The willingness of newspaper publishers to permit the use of their content without compensation runs contrary to the decision of Agence Presse France to force Google News to pay royalties -- or else. Perhaps inspired by AFP, the Associated Press is negotiating a license with Google News, according to the Los Angeles Times. If the AP is successful, the publishers may reconsider their generosity
In the meantime, however, Reuters, the New York Times Co., Gannett, Knight-Ridder and other major publishers are not pressing for compensation from the online biggies.
"The[ir] use of our content drives traffic to our sites," explains Tara Connell, vice president of corporate communications at Gannett. "It works to our advantage at this time. If we were to license or sell our content, we would not necessarily increase traffic or improve the incentive to go to our sites."
Reuters and the newspaper publishers rely on referrals from the dominant online publishers to build the traffic that enables them to sell more ads on their own sites. "Our web site revenues are predominately advertising supported," says Susan Allsopp, the PR chief at Reuters. "Google News is an important driver of traffic to our site."
With soaring online revenues playing a formidable role in propping up the otherwise desultory sales of publishing companies, it is understandable that publishers are afraid of asking to be paid for their work. Online revenues, for example, contributed as much as 47% of the increase in ad sales last year for both NYT and Knight-Ridder.

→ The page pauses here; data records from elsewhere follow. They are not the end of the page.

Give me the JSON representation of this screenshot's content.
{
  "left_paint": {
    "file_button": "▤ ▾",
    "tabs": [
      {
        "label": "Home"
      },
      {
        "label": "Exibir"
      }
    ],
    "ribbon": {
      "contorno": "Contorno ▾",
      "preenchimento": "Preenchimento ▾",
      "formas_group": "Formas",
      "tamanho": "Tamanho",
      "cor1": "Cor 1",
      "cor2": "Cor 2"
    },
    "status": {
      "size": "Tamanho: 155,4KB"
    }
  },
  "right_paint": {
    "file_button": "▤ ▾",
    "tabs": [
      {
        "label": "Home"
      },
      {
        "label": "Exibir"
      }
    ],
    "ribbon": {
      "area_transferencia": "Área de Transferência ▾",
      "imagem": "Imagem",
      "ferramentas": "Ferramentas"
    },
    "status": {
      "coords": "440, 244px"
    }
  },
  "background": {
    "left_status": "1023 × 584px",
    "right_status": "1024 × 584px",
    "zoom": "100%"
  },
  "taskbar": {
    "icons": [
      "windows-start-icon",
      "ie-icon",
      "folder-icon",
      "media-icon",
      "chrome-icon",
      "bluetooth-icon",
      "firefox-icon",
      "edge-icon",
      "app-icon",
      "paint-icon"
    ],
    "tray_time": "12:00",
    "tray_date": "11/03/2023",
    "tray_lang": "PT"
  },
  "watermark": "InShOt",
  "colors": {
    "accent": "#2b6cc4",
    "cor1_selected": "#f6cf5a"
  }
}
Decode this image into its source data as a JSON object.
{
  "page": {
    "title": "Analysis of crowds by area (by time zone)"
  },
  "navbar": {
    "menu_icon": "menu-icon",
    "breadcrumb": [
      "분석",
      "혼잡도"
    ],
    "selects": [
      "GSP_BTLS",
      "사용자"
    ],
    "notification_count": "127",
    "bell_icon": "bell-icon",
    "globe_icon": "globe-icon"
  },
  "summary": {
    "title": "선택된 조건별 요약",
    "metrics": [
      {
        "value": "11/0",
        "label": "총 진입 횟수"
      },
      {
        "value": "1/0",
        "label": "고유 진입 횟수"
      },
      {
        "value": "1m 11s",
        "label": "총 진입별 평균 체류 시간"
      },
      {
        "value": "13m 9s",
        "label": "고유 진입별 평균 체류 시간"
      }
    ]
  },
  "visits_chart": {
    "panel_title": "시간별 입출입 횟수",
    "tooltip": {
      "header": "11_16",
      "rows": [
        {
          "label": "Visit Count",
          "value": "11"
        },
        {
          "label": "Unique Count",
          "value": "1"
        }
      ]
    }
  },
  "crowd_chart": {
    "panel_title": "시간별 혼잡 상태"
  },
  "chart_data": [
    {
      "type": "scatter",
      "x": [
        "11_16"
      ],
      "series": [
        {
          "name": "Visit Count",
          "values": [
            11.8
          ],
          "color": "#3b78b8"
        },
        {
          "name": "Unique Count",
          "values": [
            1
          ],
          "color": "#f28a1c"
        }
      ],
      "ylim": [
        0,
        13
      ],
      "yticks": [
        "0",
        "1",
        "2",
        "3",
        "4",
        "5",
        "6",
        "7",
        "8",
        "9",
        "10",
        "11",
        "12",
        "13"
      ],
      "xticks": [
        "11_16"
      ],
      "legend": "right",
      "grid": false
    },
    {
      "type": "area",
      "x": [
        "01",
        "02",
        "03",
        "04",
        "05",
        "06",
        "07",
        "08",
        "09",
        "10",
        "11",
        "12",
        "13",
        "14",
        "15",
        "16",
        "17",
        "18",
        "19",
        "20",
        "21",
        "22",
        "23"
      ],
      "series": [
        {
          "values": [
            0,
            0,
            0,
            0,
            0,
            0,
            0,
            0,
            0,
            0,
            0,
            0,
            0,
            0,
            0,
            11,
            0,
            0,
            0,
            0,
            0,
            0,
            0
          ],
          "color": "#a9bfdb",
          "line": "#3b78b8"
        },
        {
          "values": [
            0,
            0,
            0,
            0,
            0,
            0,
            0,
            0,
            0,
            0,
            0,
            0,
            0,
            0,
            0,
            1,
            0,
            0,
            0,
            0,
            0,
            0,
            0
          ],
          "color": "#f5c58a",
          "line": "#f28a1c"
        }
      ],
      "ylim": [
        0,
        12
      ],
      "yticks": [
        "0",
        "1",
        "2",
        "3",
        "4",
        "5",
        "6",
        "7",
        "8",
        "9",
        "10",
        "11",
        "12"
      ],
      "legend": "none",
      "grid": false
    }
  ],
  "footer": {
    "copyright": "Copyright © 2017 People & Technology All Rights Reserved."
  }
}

If Yahoo and Google were forced to choose between paying royalties or eliminating links to the publishers' web sites, they just might tell the newspapers to get lost (especially if they cut a deal with the Associated Press, which has the rights to reuse the content of every news organization that belongs to the AP). Without exposure on the online mega-sites, web traffic and ad sales would nosedive at newspaper sites.
The newspapers have to live with the online aggregators because they can't live without them.
But the bargain is lopsided, because the newspaper companies pay a much higher price to draw traffic to their sites than do the online aggregators. While print publishers bear the full (and considerable) costs of producing original content, the online aggregators pay nothing for the material they liberally cull from newspapers to build page views and ad sales.
Why is the newspaper industry subsidizing an industry helping put it out of business by fragmenting its audience and fracturing its traditional advertising base?
The argument, of course, is that the content giveaway is an "investment" in building traffic on newspaper web sites. That also is the reason most newspapers freely publish their entire report on the web every day.
This makes sense if newspapers have a strategy to leverage their online audiences to build significant and additive new-media businesses, such as direct-marketing programs, couponing, paid premium content, shopping services and so forth.
Absent such initiatives, which haven't materialized in a meaningful way in the last 10 years, newspapers are squandering their most precious resources -- their valuable content and their cash -- for no good reason.
If newspapers don't capitalize soon on the decade-long, free introductory offer they have made on their web sites, then this epic investment may amount to little more than history's longest-running, biggest-ticket, going-out-of-business sale.